Overall on the economic front, India was Australia’s ninth largest trading partner and fifth largest export market, with two-way trade valued at around 20 billion dollars.
Australian Prime Minister Malcolm Turnbull recently told a business leaders meeting that his government had ‘high hopes’ of concluding the Australia-India Comprehensive Economic Cooperation Agreement with discussions to be ramped up in 2017 with the Indian side.
Turnbull is also expected to visit India next year after Prime Minister Narendra Modi invited him on the sidelines of the G20 summit in China in September.
On the defence and security front, the then Indian Army chief General Dalbir Singh made a five-day official trip to Down Under where he held high-level talks to expand military-to-military ties and visited an Australian military school.
The two sides held the annual bilateral maritime dialogue this year as part of a comprehensive bilateral architecture which covers issues as diverse as counter-terrorism, energy security and science and technology.
According to Sidhu, the bilateral civil nuclear cooperation agreement had entered into force, enabling the export of uranium to India.
“We are moving to build a reliable basis for commercial uranium sales to India. As new reactors come online, we hope to supply a good part of India’s 2,000 tonne demand per year,” she said.
Early this year, a new social security agreement signed between India and Australia came into operation enabling people of both nations to avail retirement benefits in each other’s country, a pact likely to boost bilateral business linkages.
“This is expected to save Australian businesses operating in India about 10 million dollar per year, and put Australian businesses on an equal footing with their competitors from other countries that already have similar agreements with India,” Australian Minister for Small Business and Assistant Treasurer Kelly O’Dwyer had said.
Indian energy major Adani’s controversial 21 billion dollar Carmichael Coal and Mine project in central Queensland remained in news throughout the year, facing legal challenges from traditional owners to environmentalists.
The project this year managed to receive final approvals from Australian government and ‘critical infrastructure’ status is expected to kick-start next year. Adani Group has also announced its plan to become the biggest solar operator in Australia, where it aims to develop 1.5GW of renewables projects within five years.
According to Sheba Nandkeolyar, the National Chair of Australia India Business Council, the year 2016 had certainly shown more bilateral business and trade engagement even though the Comprehensive Economic Cooperation Agreement (CECA) discussions were slower than anticipated.
“There have a lot more delegations coming in from India at very senior levels. This is unprecedented, and shows a definite interest in the bilateral trade relationship. The Adani project go-ahead is a big plus factor in the relationship,” she commented.

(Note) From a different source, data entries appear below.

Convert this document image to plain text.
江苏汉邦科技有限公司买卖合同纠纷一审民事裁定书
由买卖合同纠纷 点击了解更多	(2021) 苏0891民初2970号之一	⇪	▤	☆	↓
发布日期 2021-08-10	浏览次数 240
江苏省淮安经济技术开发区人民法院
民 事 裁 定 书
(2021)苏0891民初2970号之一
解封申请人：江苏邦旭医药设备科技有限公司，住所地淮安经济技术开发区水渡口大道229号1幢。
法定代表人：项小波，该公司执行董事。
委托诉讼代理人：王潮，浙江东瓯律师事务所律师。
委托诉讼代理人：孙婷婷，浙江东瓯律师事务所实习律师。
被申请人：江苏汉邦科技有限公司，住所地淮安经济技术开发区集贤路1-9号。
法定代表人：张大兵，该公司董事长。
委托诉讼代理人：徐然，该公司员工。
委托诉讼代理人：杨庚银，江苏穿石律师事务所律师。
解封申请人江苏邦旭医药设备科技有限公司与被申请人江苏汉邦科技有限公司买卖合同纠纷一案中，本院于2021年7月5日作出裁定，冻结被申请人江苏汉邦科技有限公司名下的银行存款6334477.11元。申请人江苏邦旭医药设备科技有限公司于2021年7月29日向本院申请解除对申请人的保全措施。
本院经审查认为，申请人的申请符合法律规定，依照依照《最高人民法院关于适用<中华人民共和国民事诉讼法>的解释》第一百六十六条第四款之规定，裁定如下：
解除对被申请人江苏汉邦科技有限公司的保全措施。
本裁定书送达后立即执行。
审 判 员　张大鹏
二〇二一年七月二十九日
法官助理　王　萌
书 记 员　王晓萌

Nandkeolyar said that the new year looked good with the Vibrant Gujarat Summit kicking off next year where an Australia-India Business Council delegation is due to participate.

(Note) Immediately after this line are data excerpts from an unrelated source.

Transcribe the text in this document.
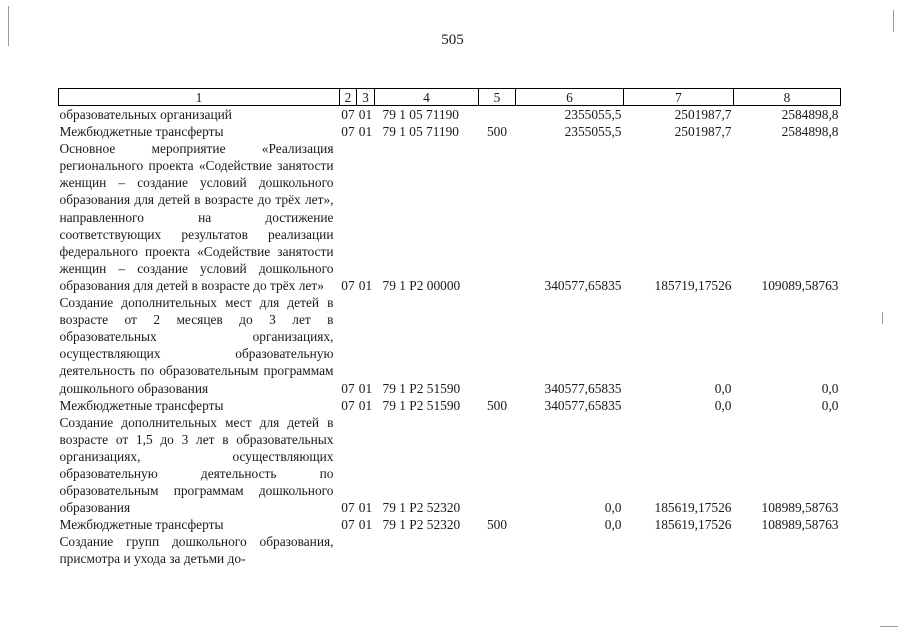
505
1	2	3	4	5	6	7	8
образовательных организаций	07	01	79 1 05 71190		2355055,5	2501987,7	2584898,8
Межбюджетные трансферты	07	01	79 1 05 71190	500	2355055,5	2501987,7	2584898,8
Основное мероприятие «Реализация регионального проекта «Содействие занятости женщин – создание условий дошкольного образования для детей в возрасте до трёх лет», направленного на достижение соответствующих результатов реализации федерального проекта «Содействие занятости женщин – создание условий дошкольного образования для детей в возрасте до трёх лет»	07	01	79 1 P2 00000		340577,65835	185719,17526	109089,58763
Создание дополнительных мест для детей в возрасте от 2 месяцев до 3 лет в образовательных организациях, осуществляющих образовательную деятельность по образовательным программам дошкольного образования	07	01	79 1 P2 51590		340577,65835	0,0	0,0
Межбюджетные трансферты	07	01	79 1 P2 51590	500	340577,65835	0,0	0,0
Создание дополнительных мест для детей в возрасте от 1,5 до 3 лет в образовательных организациях, осуществляющих образовательную деятельность по образовательным программам дошкольного образования	07	01	79 1 P2 52320		0,0	185619,17526	108989,58763
Межбюджетные трансферты	07	01	79 1 P2 52320	500	0,0	185619,17526	108989,58763
Создание групп дошкольного образования, присмотра и ухода за детьми до-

On the cultural front, the year 2016 was a bonding year for the two sides. The Indian government launched a 10-week-long ‘Confluence:festival of India’ programme across seven Australian cities which showcased rich and diverse Indian arts and culture.

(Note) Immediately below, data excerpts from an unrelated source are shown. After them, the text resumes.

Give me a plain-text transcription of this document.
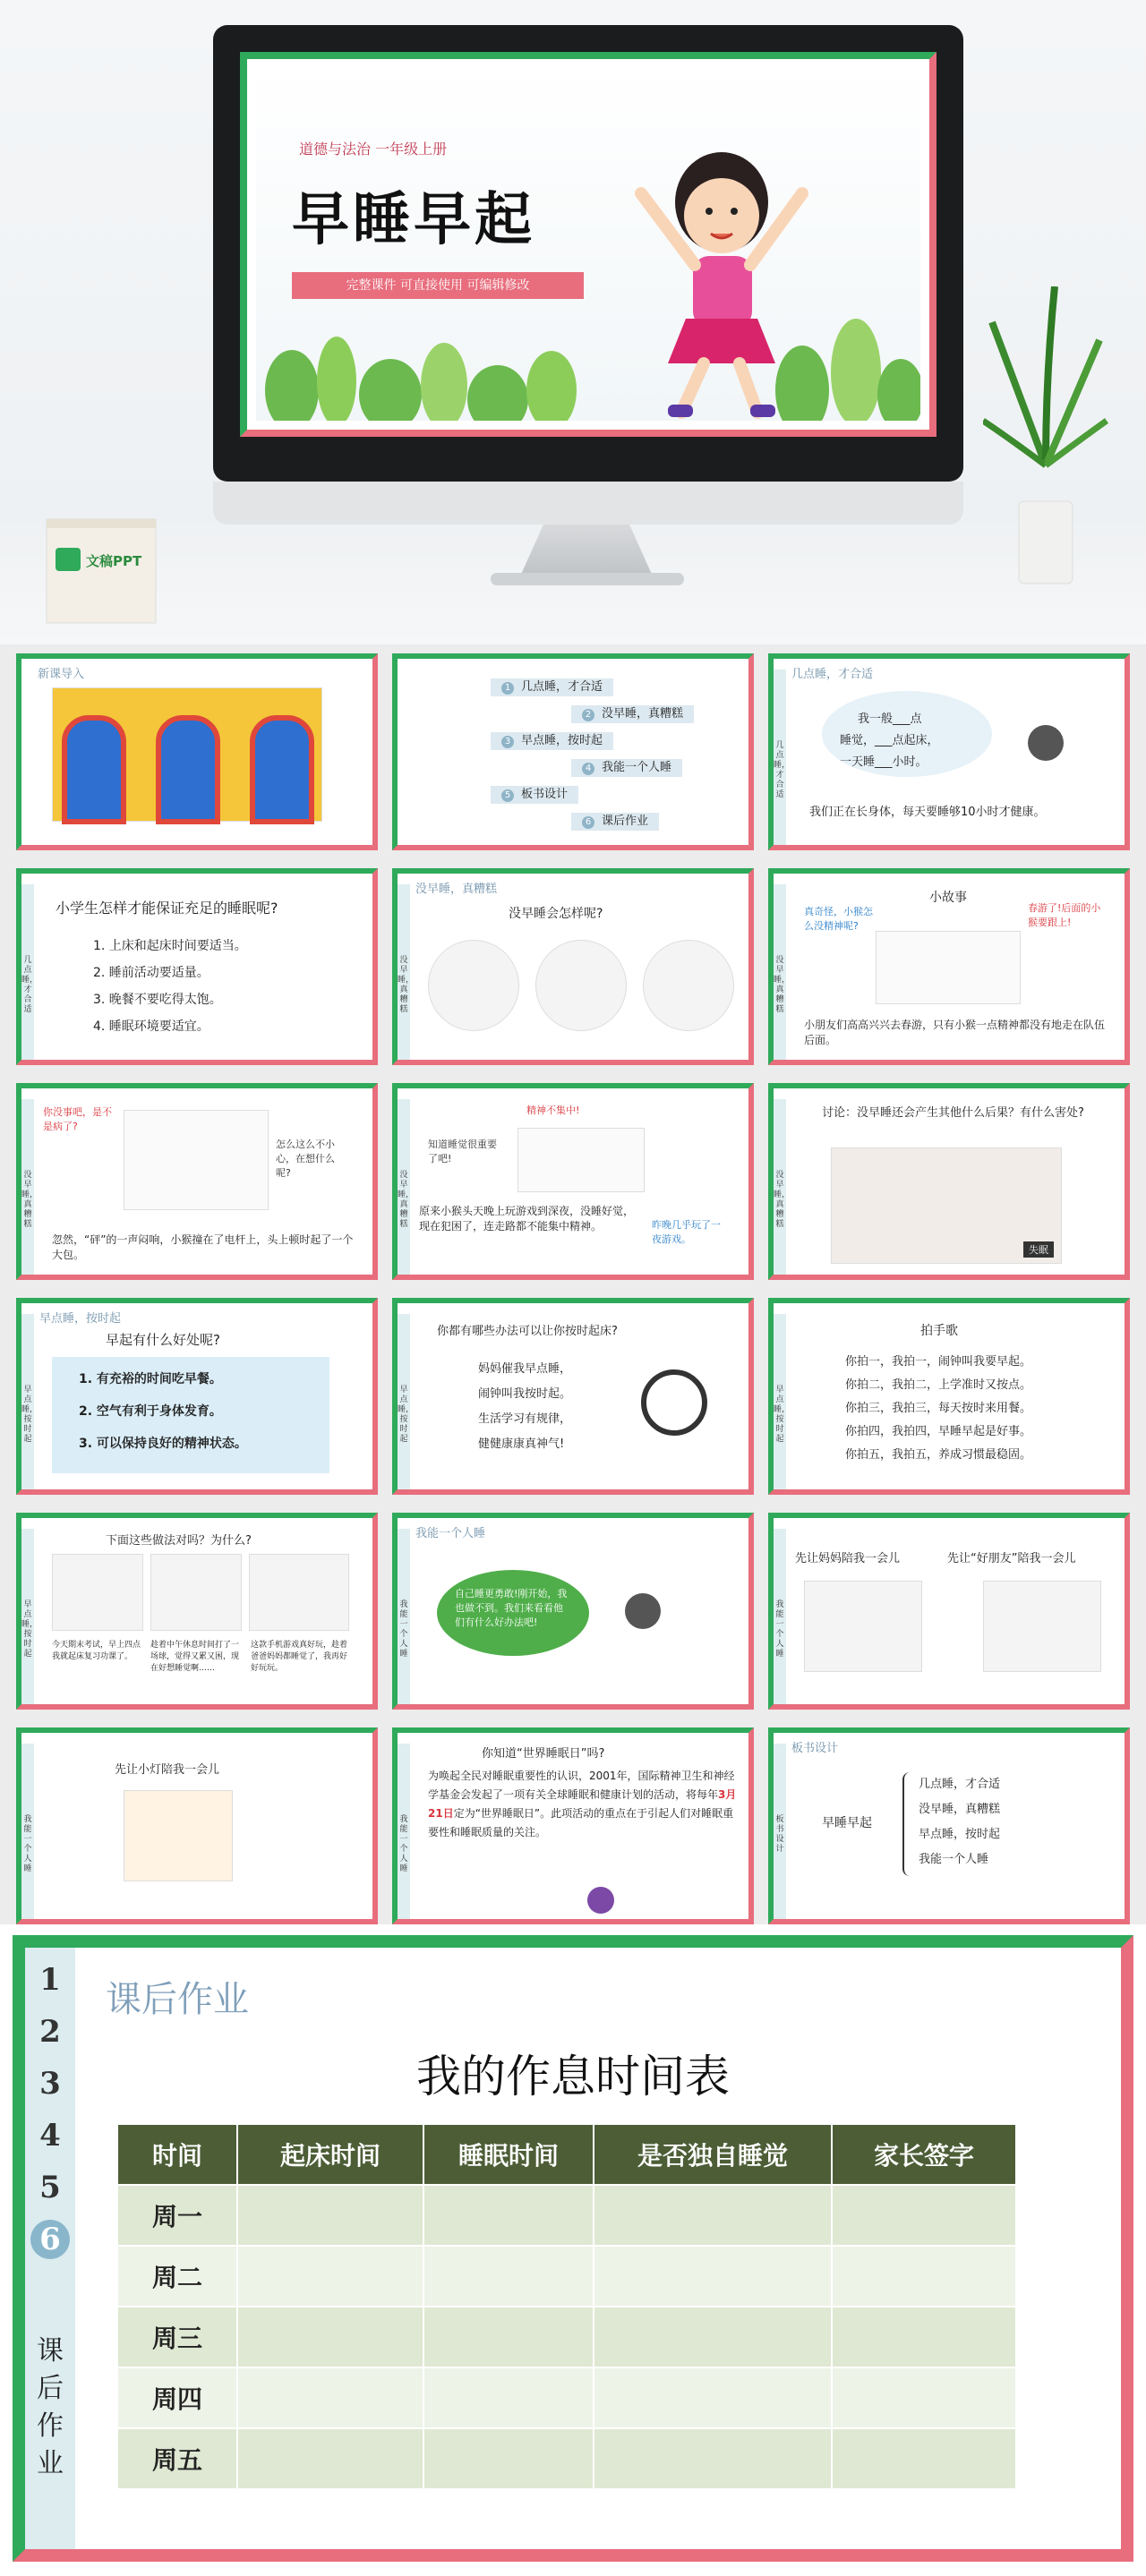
道德与法治 一年级上册
早睡早起
完整课件 可直接使用 可编辑修改
文稿PPT
新课导入
1 几点睡，才合适
2 没早睡，真糟糕
3 早点睡，按时起
4 我能一个人睡
5 板书设计
6 课后作业
几点睡，才合适
几点睡，才合适
我一般___点
睡觉，___点起床，
一天睡___小时。
我们正在长身体，每天要睡够10小时才健康。
几点睡，才合适
小学生怎样才能保证充足的睡眠呢?
1. 上床和起床时间要适当。
2. 睡前活动要适量。
3. 晚餐不要吃得太饱。
4. 睡眠环境要适宜。
没早睡，真糟糕
没早睡，真糟糕
没早睡会怎样呢?
没早睡，真糟糕
小故事
真奇怪，小猴怎么没精神呢?
春游了!后面的小猴要跟上!
小朋友们高高兴兴去春游，只有小猴一点精神都没有地走在队伍后面。
没早睡，真糟糕
你没事吧，是不是病了?
怎么这么不小心，在想什么呢?
忽然，“砰”的一声闷响，小猴撞在了电杆上，头上顿时起了一个大包。
没早睡，真糟糕
精神不集中!
知道睡觉很重要了吧!
昨晚几乎玩了一夜游戏。
原来小猴头天晚上玩游戏到深夜，没睡好觉，现在犯困了，连走路都不能集中精神。
没早睡，真糟糕
讨论：没早睡还会产生其他什么后果？有什么害处?
失眠
早点睡，按时起
早点睡，按时起
早起有什么好处呢?
1. 有充裕的时间吃早餐。
2. 空气有利于身体发育。
3. 可以保持良好的精神状态。
早点睡，按时起
你都有哪些办法可以让你按时起床?
妈妈催我早点睡，
闹钟叫我按时起。
生活学习有规律，
健健康康真神气!
早点睡，按时起
拍手歌
你拍一，我拍一，闹钟叫我要早起。
你拍二，我拍二，上学准时又按点。
你拍三，我拍三，每天按时来用餐。
你拍四，我拍四，早睡早起是好事。
你拍五，我拍五，养成习惯最稳固。
早点睡，按时起
下面这些做法对吗？为什么?
今天期末考试，早上四点我就起床复习功课了。
趁着中午休息时间打了一场球，觉得又累又困，现在好想睡觉啊……
这款手机游戏真好玩，趁着爸爸妈妈都睡觉了，我再好好玩玩。
我能一个人睡
我能一个人睡
自己睡更勇敢!刚开始，我也做不到。我们来看看他们有什么好办法吧!
我能一个人睡
先让妈妈陪我一会儿	先让“好朋友”陪我一会儿
我能一个人睡
先让小灯陪我一会儿
我能一个人睡
你知道“世界睡眠日”吗?
为唤起全民对睡眠重要性的认识，2001年，国际精神卫生和神经学基金会发起了一项有关全球睡眠和健康计划的活动，将每年3月21日定为“世界睡眠日”。此项活动的重点在于引起人们对睡眠重要性和睡眠质量的关注。
板书设计
板书设计
早睡早起
几点睡，才合适
没早睡，真糟糕
早点睡，按时起
我能一个人睡
1
2
3
4
5
6
课后作业
课后作业
我的作息时间表
时间	起床时间	睡眠时间	是否独自睡觉	家长签字
周一				
周二				
周三				
周四				
周五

The programme was billed as an important way to foster collaboration and generate a reservoir of goodwill between the two sides.
Nandkeolyar, also a member of the Australia-India Council, a high-level Department of Foreign Affairs and Trade board, said that 2016 has been an excellent year in the history of the Australia – India relationship.
People-to-people linkages also improved with student enrollments from India to Australian universities and educational institutions recording an increase.
India remained the second largest source of international students and eighth largest source of tourists for Australia.
However, the tragic killing of 29-year-old Indian-origin bus driver Manmeet Alisher, also a popular singer of Punjabi community, in Brisbane made headlines across the two nations.
Alisher was doused with a flammable liquid and set on fire at a bus stop by a 48-year-old man.
The tragedy prompted Prime Minister Modi to call his counterpart Turnbull to express concern over the killing.
A prisoner transfer deal between the two sides, inked in 2014, came into force this year, enabling Australians in Indian jails to apply to serve the remaining part of their sentences in Australia and vice versa.
While the India Australia relationship has been increasingly consolidating this year, much work lies ahead to make it a defining one in coming years.